This little article, published by the Chronicle Journal, talks about some of the ways to avoid having to call Mike Holmes with your own sad reno-nightmare. It's true, Mike gets many desperate pleas for help, but he's only able to reach a small portion of those who need him. As the article points out, a little bit of prevention is worth all the cure in the world. Research and education are the keys to a successful renovation, and rushing can only lead to disaster. When it comes to your home, take your time and do it right so that Mike doesn't have to come bail you out.
Long story short, the only time you want to call Mike Holmes is to invite him over for a beer, not to beg him for help.
Don’t call Mike Holmes
Tuesday, July 10, 2012
Holmes, the popular host of HGTV’s Holmes Makes It Right, makes a very good living fixing those messes. And he has no trouble finding people who have had horrible experiences in the wild west home renovation market. One episode features the show’s producer and director who say they have trouble choosing among so many sad stories. Many homeowners don’t know how badly they’ve been taken until Holmes and his crew pry apart houses to find shoddy workmanship done on the cheap.
What does it say about the renovation industry when a handyman can make a career out of undoing what others in his business have done so badly? It says that you cannot trust anyone who you ask for a price on repairing, renovating or improving your home without doing some serious research.
Do that and you will find the good people. Don’t and you will end up among scores, hundreds, thousands of Canadians left with cheap work intentionally done badly. Often, it’s because the person or business hired has taken on too many jobs at once. Juggling them all in a short Canadian building season means the date you were promised the job would be completed can come and go with much more left to do, at times meaning you cannot live in your own home yet. In order to finish your job and move on, corners are cut, then covered with drywall and plywood.
This newspaper annually directs angry, frustrated readers with renovation woes to the chamber of commerce (most small, private handymen aren’t members), the Better Business Bureau or their MPPs for possible help through consumer legislation. But, as Holmes often finds, these roads can lead nowhere and homeowners are left to take the matter to small claims court. Incredibly, these courts often find in favour of fly-by-night renovators who successfully argue that work was done. It’s a matter of opinion whether it’s quality work, and officers of the court do not come by to see how bad it can be.
That’s where Holmes comes in. Homeowners lucky enough to be selected for his expertise get huge reductions in the cost of the work left to do because those who end up doing it right get exposure on Holmes’ popular show. But in order to get there, one usually has to have spent their life savings and more with no end in sight to the job they thought they’d agreed to.

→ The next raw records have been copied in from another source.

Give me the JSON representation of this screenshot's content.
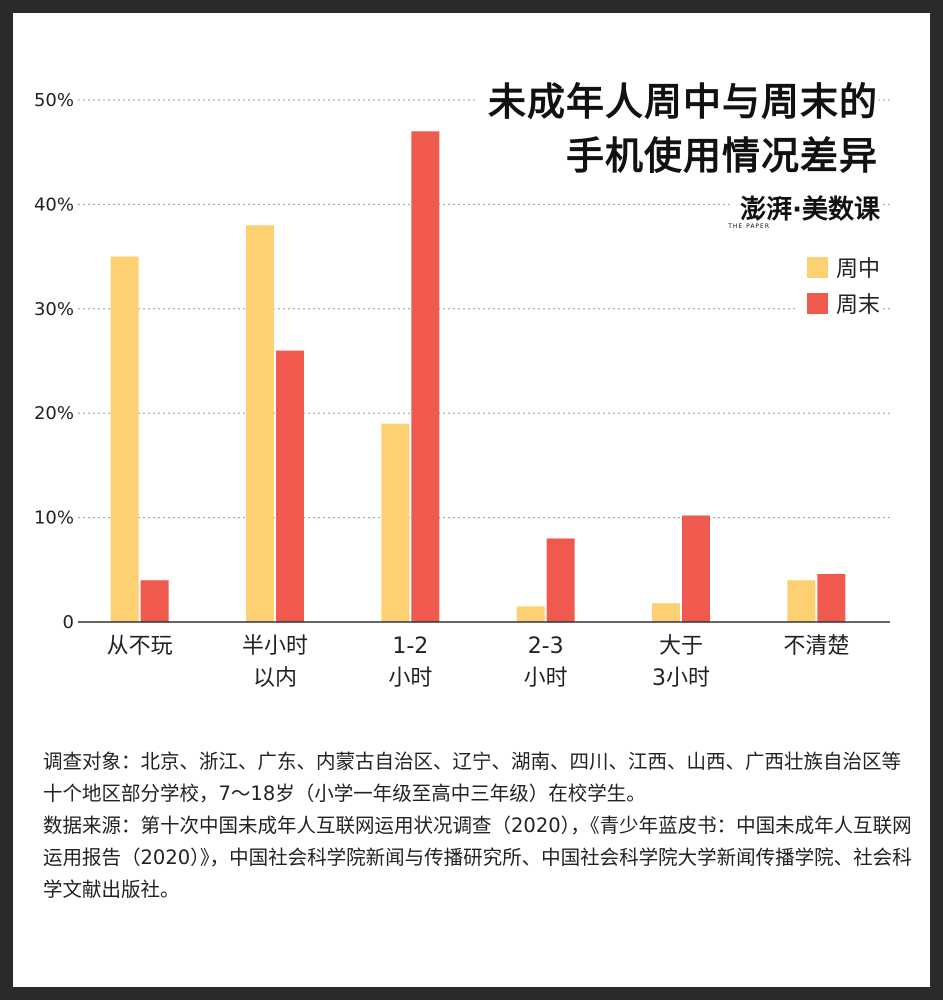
{
  "title_line1": "未成年人周中与周末的",
  "title_line2": "手机使用情况差异",
  "brand": {
    "name": "澎湃·美数课",
    "sub": "THE PAPER"
  },
  "chart_data": {
    "type": "bar",
    "categories": [
      [
        "从不玩"
      ],
      [
        "半小时",
        "以内"
      ],
      [
        "1-2",
        "小时"
      ],
      [
        "2-3",
        "小时"
      ],
      [
        "大于",
        "3小时"
      ],
      [
        "不清楚"
      ]
    ],
    "series": [
      {
        "name": "周中",
        "color": "#FDD072",
        "values": [
          35,
          38,
          19,
          1.5,
          1.8,
          4
        ]
      },
      {
        "name": "周末",
        "color": "#F05A4E",
        "values": [
          4,
          26,
          47,
          8,
          10.2,
          4.6
        ]
      }
    ],
    "yticks": [
      {
        "value": 0,
        "label": "0"
      },
      {
        "value": 10,
        "label": "10%"
      },
      {
        "value": 20,
        "label": "20%"
      },
      {
        "value": 30,
        "label": "30%"
      },
      {
        "value": 40,
        "label": "40%"
      },
      {
        "value": 50,
        "label": "50%"
      }
    ],
    "ylim": [
      0,
      50
    ],
    "grid": true,
    "legend_position": "top-right"
  },
  "notes": {
    "survey": "调查对象：北京、浙江、广东、内蒙古自治区、辽宁、湖南、四川、江西、山西、广西壮族自治区等十个地区部分学校，7～18岁（小学一年级至高中三年级）在校学生。",
    "source": "数据来源：第十次中国未成年人互联网运用状况调查（2020），《青少年蓝皮书：中国未成年人互联网运用报告（2020）》，中国社会科学院新闻与传播研究所、中国社会科学院大学新闻传播学院、社会科学文献出版社。"
  }
}
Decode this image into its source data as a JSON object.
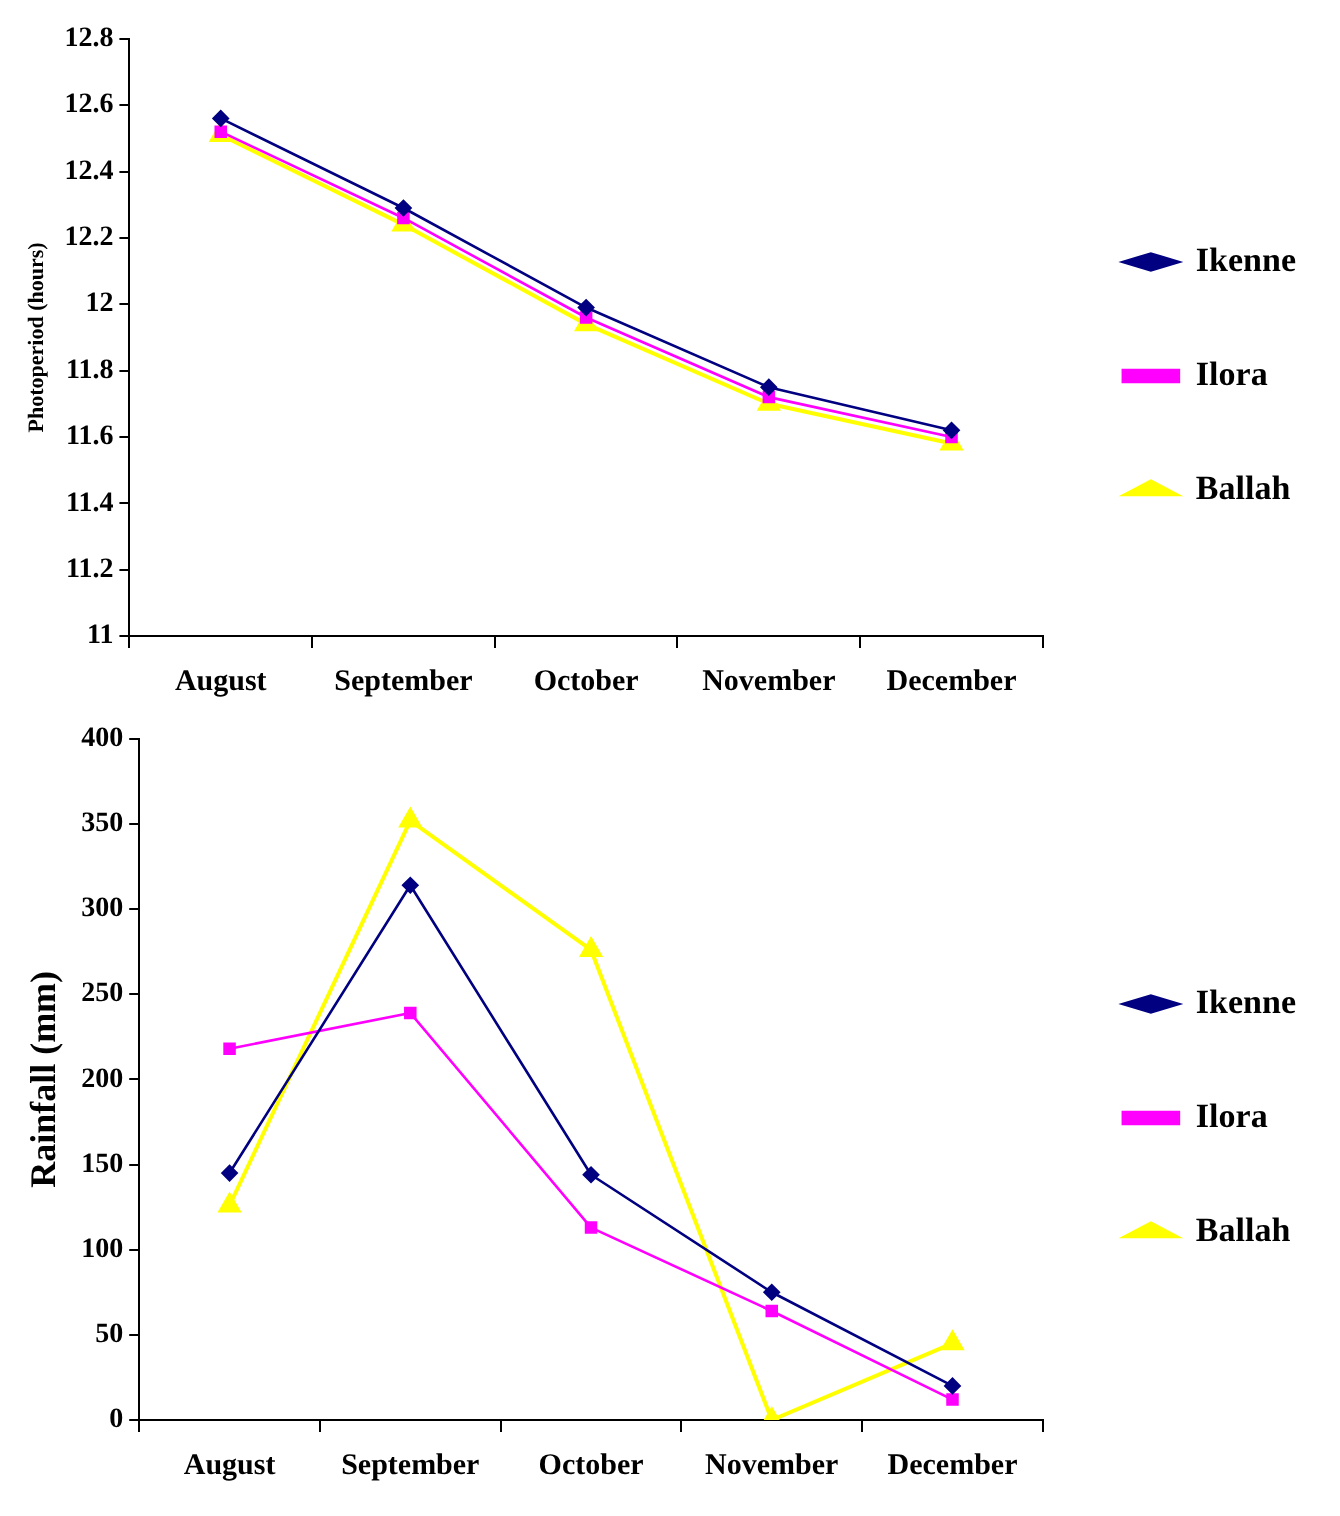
{
  "chart_data": [
    {
      "type": "line",
      "ylabel": "Photoperiod (hours)",
      "categories": [
        "August",
        "September",
        "October",
        "November",
        "December"
      ],
      "series": [
        {
          "name": "Ikenne",
          "color": "#000080",
          "marker": "diamond",
          "values": [
            12.56,
            12.29,
            11.99,
            11.75,
            11.62
          ]
        },
        {
          "name": "Ilora",
          "color": "#ff00ff",
          "marker": "square",
          "values": [
            12.52,
            12.26,
            11.96,
            11.72,
            11.6
          ]
        },
        {
          "name": "Ballah",
          "color": "#ffff00",
          "marker": "triangle",
          "values": [
            12.51,
            12.24,
            11.94,
            11.7,
            11.58
          ]
        }
      ],
      "ylim": [
        11,
        12.8
      ],
      "yticks": [
        11,
        11.2,
        11.4,
        11.6,
        11.8,
        12,
        12.2,
        12.4,
        12.6,
        12.8
      ],
      "grid": false,
      "legend": "right"
    },
    {
      "type": "line",
      "ylabel": "Rainfall (mm)",
      "categories": [
        "August",
        "September",
        "October",
        "November",
        "December"
      ],
      "series": [
        {
          "name": "Ikenne",
          "color": "#000080",
          "marker": "diamond",
          "values": [
            145,
            314,
            144,
            75,
            20
          ]
        },
        {
          "name": "Ilora",
          "color": "#ff00ff",
          "marker": "square",
          "values": [
            218,
            239,
            113,
            64,
            12
          ]
        },
        {
          "name": "Ballah",
          "color": "#ffff00",
          "marker": "triangle",
          "values": [
            126,
            352,
            276,
            0,
            45
          ]
        }
      ],
      "ylim": [
        0,
        400
      ],
      "yticks": [
        0,
        50,
        100,
        150,
        200,
        250,
        300,
        350,
        400
      ],
      "grid": false,
      "legend": "right"
    }
  ]
}
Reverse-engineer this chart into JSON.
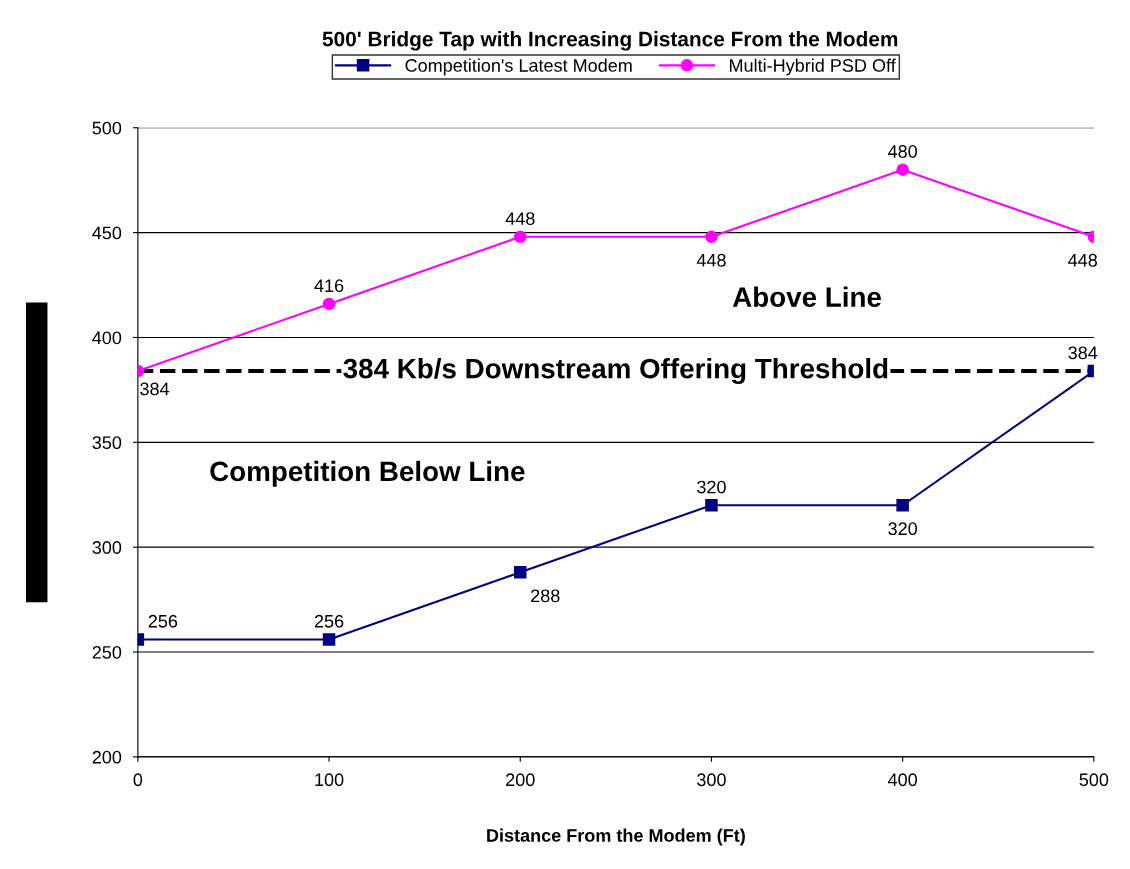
{
  "chart_data": {
    "type": "line",
    "title": "500' Bridge Tap with Increasing Distance From the Modem",
    "xlabel": "Distance From the Modem (Ft)",
    "x": [
      0,
      100,
      200,
      300,
      400,
      500
    ],
    "series": [
      {
        "name": "Competition's Latest Modem",
        "color": "#000080",
        "marker": "square",
        "values": [
          256,
          256,
          288,
          320,
          320,
          384
        ]
      },
      {
        "name": "Multi-Hybrid PSD Off",
        "color": "#ff00ff",
        "marker": "circle",
        "values": [
          384,
          416,
          448,
          448,
          480,
          448
        ]
      }
    ],
    "xlim": [
      0,
      500
    ],
    "xticks": [
      0,
      100,
      200,
      300,
      400,
      500
    ],
    "ylim": [
      200,
      500
    ],
    "yticks": [
      200,
      250,
      300,
      350,
      400,
      450,
      500
    ],
    "ref_lines": [
      {
        "axis": "y",
        "value": 384,
        "label": "384 Kb/s Downstream Offering Threshold",
        "color": "#000000",
        "line_style": "dashed"
      }
    ],
    "annotations": [
      "Above Line",
      "Competition Below Line"
    ],
    "data_labels": true,
    "grid": "y",
    "legend": "top",
    "line_style": "solid"
  }
}
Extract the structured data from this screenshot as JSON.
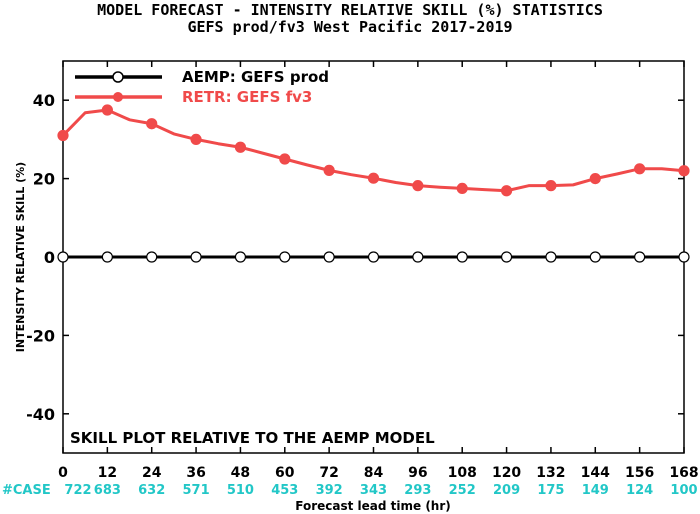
{
  "title_line1": "MODEL FORECAST - INTENSITY RELATIVE SKILL (%) STATISTICS",
  "title_line2": "GEFS prod/fv3 West Pacific 2017-2019",
  "annotation": "SKILL PLOT RELATIVE TO THE AEMP MODEL",
  "case_label": "#CASE",
  "colors": {
    "retr": "#f04a4a",
    "aemp": "#000000",
    "case_text": "#22c7c7"
  },
  "chart_data": {
    "type": "line",
    "xlabel": "Forecast lead time (hr)",
    "ylabel": "INTENSITY RELATIVE SKILL (%)",
    "xlim": [
      0,
      168
    ],
    "ylim": [
      -50,
      50
    ],
    "xticks": [
      0,
      12,
      24,
      36,
      48,
      60,
      72,
      84,
      96,
      108,
      120,
      132,
      144,
      156,
      168
    ],
    "yticks": [
      -40,
      -20,
      0,
      20,
      40
    ],
    "grid": false,
    "legend_position": "top-left",
    "series": [
      {
        "name": "AEMP: GEFS prod",
        "color": "#000000",
        "marker": "open-circle",
        "x": [
          0,
          12,
          24,
          36,
          48,
          60,
          72,
          84,
          96,
          108,
          120,
          132,
          144,
          156,
          168
        ],
        "y": [
          0,
          0,
          0,
          0,
          0,
          0,
          0,
          0,
          0,
          0,
          0,
          0,
          0,
          0,
          0
        ]
      },
      {
        "name": "RETR: GEFS fv3",
        "color": "#f04a4a",
        "marker": "filled-circle",
        "x": [
          0,
          6,
          12,
          18,
          24,
          30,
          36,
          42,
          48,
          54,
          60,
          66,
          72,
          78,
          84,
          90,
          96,
          102,
          108,
          114,
          120,
          126,
          132,
          138,
          144,
          150,
          156,
          162,
          168
        ],
        "y": [
          31,
          36.8,
          37.5,
          35,
          34,
          31.4,
          30,
          28.9,
          28,
          26.5,
          25,
          23.5,
          22.1,
          21,
          20.1,
          19,
          18.2,
          17.8,
          17.5,
          17.2,
          16.9,
          18.2,
          18.2,
          18.4,
          20,
          21.2,
          22.5,
          22.5,
          22
        ]
      }
    ],
    "marker_x": [
      0,
      12,
      24,
      36,
      48,
      60,
      72,
      84,
      96,
      108,
      120,
      132,
      144,
      156,
      168
    ],
    "case_counts": [
      722,
      683,
      632,
      571,
      510,
      453,
      392,
      343,
      293,
      252,
      209,
      175,
      149,
      124,
      100
    ]
  }
}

Holmes invariably finds work done badly, or dangerously, and his anger at those who soak homeowners and give his industry a bad name is palpable.
It can be exciting to plan and prepare for home improvements. But don’t rush into anything. Once you’ve talked to someone in this business, take a few days to think about it. Don’t sign anything on the spot. When you do, make sure it says what you want it to say.
Ask for and check references. The company can also be checked out with the chamber of commerce and Ontario’s Ministry of Consumer and Business Services.
Ask for a written estimate. Then get at least two more estimates from reputable businesses in your area. That big saving may be a sign of a deal too good to be true.
Have any proposed contract checked over by someone trustworthy — ideally, a lawyer — before signing it.
There are three columns of Renovations and Home Improvements listings in the Yellow Pages of the Thunder Bay phone book and more advertising in newspapers. Some have been around for years, which usually means they are trustworthy. Some are smaller, independent contractors anxious to do good work to make a name for themselves. Some may be crooks looking to take your money in return for the assurance of quality workmanship that is anything but.
Mike Holmes is a nice guy, but you don’t want to call him.